Das mag zwar durch Audio- und Videoaufzeichnungen und deren Honorare und Leistungsrechte vielleicht ein wenig versüßt werden. Aber eigentlich müsste zuerst einmal der sängerisch professionelle Grundstock stimmen. Aktuell befindet sich die Profichorszene Österreichs also in der Kupferzeit. Macht man so weiter wie bisher katapultiert man sich dann allerdings in die Altsteinzeit. Und damit ist zu rechnen: Musikweltmeister und Weiterherumwurschtelweltmeister in einem. Oh, Du trauriges Musikland Österreich!
Komponist*in
Letztendlich ist es auch nicht nur ein Problem des niedrigen Honorars, was ausgebildeten Sängern und Sängerinnen mitunter dazu zwingt, nebenbei einen nicht-musikalischen Brotberuf auszuüben (insbesondere wenn sie keine qualitativen Abstriche in der künstlerischen Arbeit machen wollen) oder nach der Ausbildung die Musik nur noch als Hobby zu betreiben.
In einem Berufssektor, wo Prekarität normal ist, kann es auch leichter zum Machtmissbrauch kommen.
https://www.profil.at/gesellschaft/staatsopernchor-vorwuerfe-diskriminierung-belaestigung-10802153
Grundsätzlich ist es ja auch nicht verkehrt, wenn professionelle Musiker auch mal aus Eigenantrieb und aus künstlerischen Gründen ohne Rücksicht auf Finanzierbarkeit ein Konzertprojekt auf die Beine stellen. Zumal die Beantragung der Fördergelder oder die Sponsorensuche auch Kraft und Zeit kosten kann. Der Arnold Schönberg Chor hat auch mal so angefangen und hat über die Jahre Beachtliches geleistet, was jedenfalls Anerkennung verdient.

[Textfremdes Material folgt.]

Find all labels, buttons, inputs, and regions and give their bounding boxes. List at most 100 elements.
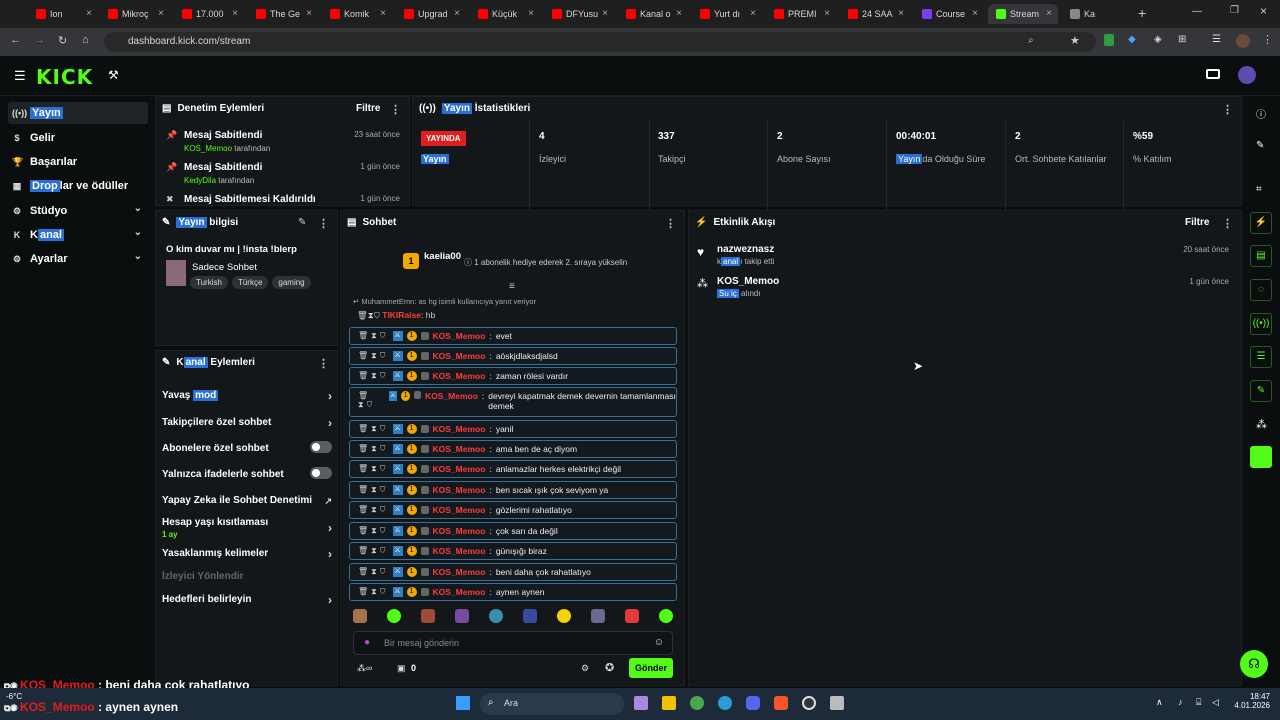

Nur ist es ein Systemproblem, wenn der Musikbetrieb eines ganzen Landes dauerhaft auf „ehrenamtlichen“ Tätigkeiten gebaut ist.
Denn das führt zu Ausbeutung und das ist eine gefährliche Entwicklung. Es ist ja nicht so, als ob der Intendant des Theaters an der Wien auch für eine Hungergage arbeitet, um das Theater zu retten. Gerade in Wien, der Hauptstadt der klassischen Musik, würde man meinen, dass die Wertschätzung für Musiker vorhanden ist.
Der Arnold Schönberg Chor musiziert mit dem Concentus Musicus Wien, Wiener Symphoniker, ORF Radio-Symphonieorchester Wien unter Bertrand de Billy oder Constantin Trinks. Es singen Kulman, W. Güra, F. Boesch.
Diese Auswahl ist beliebig.
Glauben Sie denn, dass diese genannten Künstler sich dabei „ehrenamtlich“ engagieren?
Da gibt es eine Wertschätzung, die in der Höhe der Gage zu erkennen ist, aber für den Chor nicht.
Warum?
Über Gagen spricht man nicht, doch jetzt scheint es ja offen bekannt zu sein, wenn es denn wirklich so ist,
was ein Chorist im Schönberg Chor verdient.
Ich frage mich, was denkt ein de Billy, ein Herr Trinks dann?
Einem in der Presse gelobten Klangkörper den Einsatz zu geben, der vermutlich eine Hungergage bekommt.
Warum verlangt das Management des Arnold Schönberg Chor keine höhere Gage?